И братья Свиридовы выслушали историю Полины Знаменской, тем более что, если судить по взволнованному лицу Фокина, это касалось его очень близко.

Глава 3
Нижегородский апокалипсис

   Валерий Иванович Знаменский, по утверждению его дочери Полины, являлся одним из наиболее влиятельных бизнесменов Нижнего Новгорода и области. В самом деле, фирма с пышным претенциозным названием «Элизеум» являлась крупным холдингом, контролировавшим ряд промышленных и торговых предприятий.
   Фирма «Элизеум» представляла собой мощную экономическую структуру, включающую в себя торговый дом, банк, ряд крупных риэлторских контор, весьма значительную разветвленную сеть магазинов, а также достаточно существенное число более мелких из крупных предприятий, так или иначе контролируемых возглавляемым Знаменским и Кирилловым концерном, то есть подотчетных или самим боссам лично, или номинальным главам этих фирм, являвшихся подставными лицами и в конечном итоге марионетками в руках вышеупомянутых воротил нижегородского бизнеса.    Так что их богатство, влияние и политическо-финансовый вес (оба были членами областной Думы и крупными акционерами ряда нефтяных компаний) могли стать предметом зависти и неприязни, что в конечном итоге и сослужило дурную службу Валерию Ивановичу и Ивану Андреевичу.
   Кириллов был убит прямо в ночном клубе, где он и его люди любили отдыхать, расслабляясь после утомительных трудов.
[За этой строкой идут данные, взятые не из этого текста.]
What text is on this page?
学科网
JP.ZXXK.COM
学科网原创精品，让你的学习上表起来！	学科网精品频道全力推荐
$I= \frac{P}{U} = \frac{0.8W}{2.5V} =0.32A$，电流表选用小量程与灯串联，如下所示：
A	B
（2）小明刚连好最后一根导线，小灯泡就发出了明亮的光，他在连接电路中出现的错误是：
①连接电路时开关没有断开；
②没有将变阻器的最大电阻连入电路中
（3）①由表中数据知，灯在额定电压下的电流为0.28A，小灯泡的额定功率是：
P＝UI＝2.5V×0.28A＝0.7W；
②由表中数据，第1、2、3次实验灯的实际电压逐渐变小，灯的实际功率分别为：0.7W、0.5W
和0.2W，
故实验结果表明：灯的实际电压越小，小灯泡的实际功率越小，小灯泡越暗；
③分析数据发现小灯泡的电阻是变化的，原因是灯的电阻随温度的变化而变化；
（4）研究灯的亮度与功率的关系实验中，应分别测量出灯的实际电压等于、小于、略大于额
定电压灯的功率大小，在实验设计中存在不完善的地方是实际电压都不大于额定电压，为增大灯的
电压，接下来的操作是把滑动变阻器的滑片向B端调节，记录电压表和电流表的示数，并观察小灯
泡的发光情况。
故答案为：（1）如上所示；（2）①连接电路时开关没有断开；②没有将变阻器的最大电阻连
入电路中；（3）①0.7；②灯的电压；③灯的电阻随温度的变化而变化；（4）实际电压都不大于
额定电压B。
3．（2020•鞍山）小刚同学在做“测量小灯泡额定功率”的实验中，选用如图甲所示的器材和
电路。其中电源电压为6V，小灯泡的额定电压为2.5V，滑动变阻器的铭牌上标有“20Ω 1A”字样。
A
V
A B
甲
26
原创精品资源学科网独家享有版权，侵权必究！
Клуб был либерального толка – культивировалось стрип-шоу и оказание интимных услуг, а так как клуб «Хамелеон» и принадлежал «Элизеуму», то Иван Андреевич, никогда не стеснявший себя строгой моралью, редко упускал возможность посетить его.
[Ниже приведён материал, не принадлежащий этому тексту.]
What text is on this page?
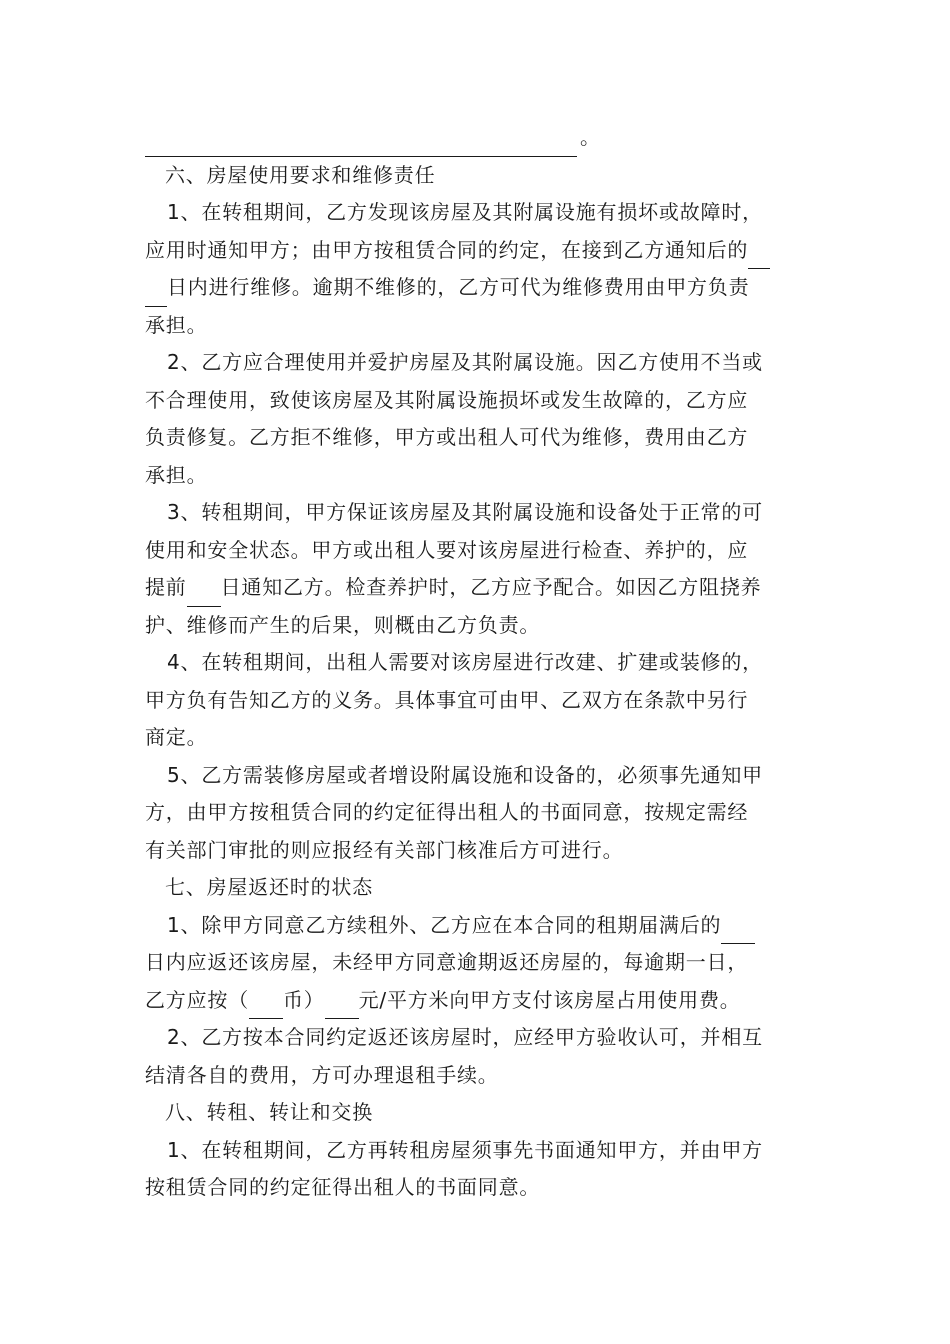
。
六、房屋使用要求和维修责任
1、在转租期间，乙方发现该房屋及其附属设施有损坏或故障时，
应用时通知甲方；由甲方按租赁合同的约定，在接到乙方通知后的
日内进行维修。逾期不维修的，乙方可代为维修费用由甲方负责
承担。
2、乙方应合理使用并爱护房屋及其附属设施。因乙方使用不当或
不合理使用，致使该房屋及其附属设施损坏或发生故障的，乙方应
负责修复。乙方拒不维修，甲方或出租人可代为维修，费用由乙方
承担。
3、转租期间，甲方保证该房屋及其附属设施和设备处于正常的可
使用和安全状态。甲方或出租人要对该房屋进行检查、养护的，应
提前 日通知乙方。检查养护时，乙方应予配合。如因乙方阻挠养
护、维修而产生的后果，则概由乙方负责。
4、在转租期间，出租人需要对该房屋进行改建、扩建或装修的，
甲方负有告知乙方的义务。具体事宜可由甲、乙双方在条款中另行
商定。
5、乙方需装修房屋或者增设附属设施和设备的，必须事先通知甲
方，由甲方按租赁合同的约定征得出租人的书面同意，按规定需经
有关部门审批的则应报经有关部门核准后方可进行。
七、房屋返还时的状态
1、除甲方同意乙方续租外、乙方应在本合同的租期届满后的
日内应返还该房屋，未经甲方同意逾期返还房屋的，每逾期一日，
乙方应按（ 币） 元/平方米向甲方支付该房屋占用使用费。
2、乙方按本合同约定返还该房屋时，应经甲方验收认可，并相互
结清各自的费用，方可办理退租手续。
八、转租、转让和交换
1、在转租期间，乙方再转租房屋须事先书面通知甲方，并由甲方
按租赁合同的约定征得出租人的书面同意。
   Где, как говорят, устраивал оргии, на которых употреблял кокаин и занимался групповым сексом.
   А убили его прямо в объятиях его любимой дамы легкого поведения. Убийца проник в номер и отработал Кириллова выстрелом в затылок.
   Выстрел прозвучал в тот самый момент, когда усиленно ублаготворявший девушку прямо на столе совладелец «Элизеума» испытывал оргазм.
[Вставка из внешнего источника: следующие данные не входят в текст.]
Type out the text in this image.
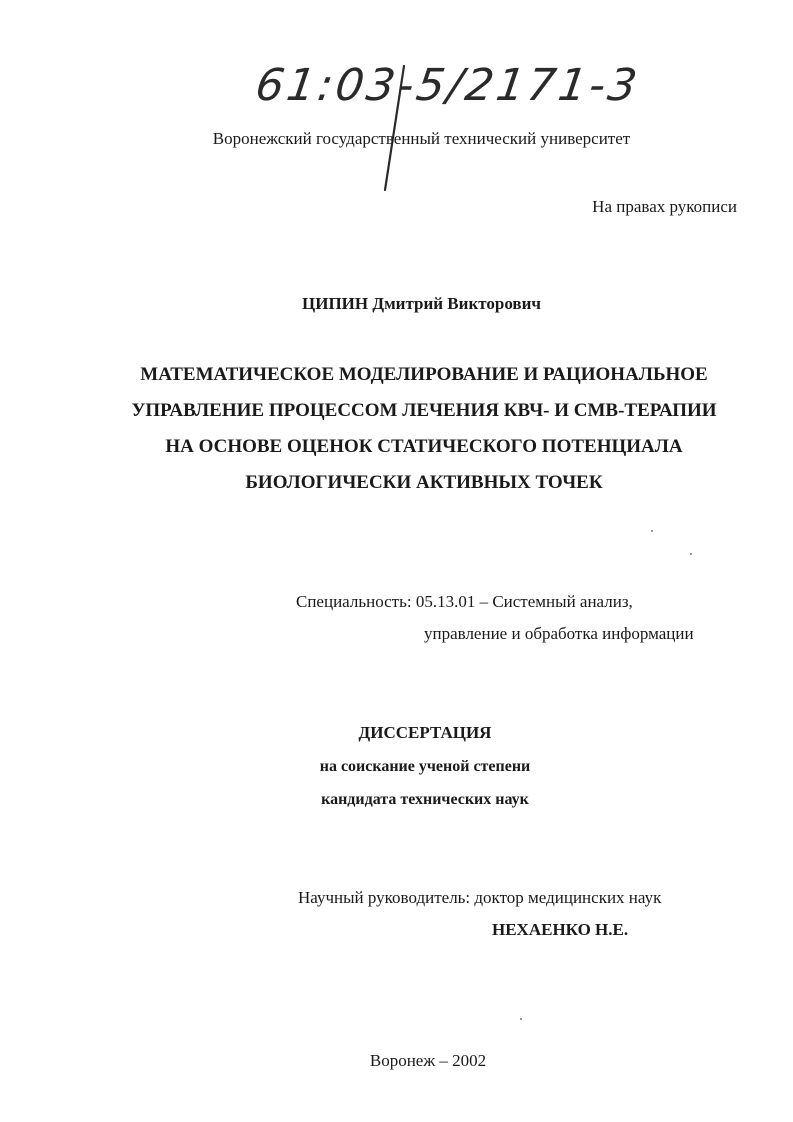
61:03-5/2171-3
Воронежский государственный технический университет
На правах рукописи
ЦИПИН Дмитрий Викторович
МАТЕМАТИЧЕСКОЕ МОДЕЛИРОВАНИЕ И РАЦИОНАЛЬНОЕ
УПРАВЛЕНИЕ ПРОЦЕССОМ ЛЕЧЕНИЯ КВЧ- И СМВ-ТЕРАПИИ
НА ОСНОВЕ ОЦЕНОК СТАТИЧЕСКОГО ПОТЕНЦИАЛА
БИОЛОГИЧЕСКИ АКТИВНЫХ ТОЧЕК
Специальность: 05.13.01 – Системный анализ,
управление и обработка информации
ДИССЕРТАЦИЯ
на соискание ученой степени
кандидата технических наук
Научный руководитель: доктор медицинских наук
НЕХАЕНКО Н.Е.
Воронеж – 2002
   И проститутку вовсе не удивило то, что любовник внезапно задрожал, а потом, на секунду застыв в воздухе, рухнул на нее всем телом.
   Иногда он вел себя так и раньше.
   То, что произошло на самом деле, дошло до нее гораздо позже: после того, как несколько минут он не шевелился и не говорил.
   Самый термоядерный оргазм способен лишить мужчину способности передвижения и дара речи максимум на минуту-полторы.
   Но он при этом дышит.
   После того как на место приехали компетентные органы, эксперты заявили, что проникнуть в номер киллер мог только по абсолютно вертикальной стене совершенно без выступов, без карнизов и уж тем более без банальной лестницы на случай пожара.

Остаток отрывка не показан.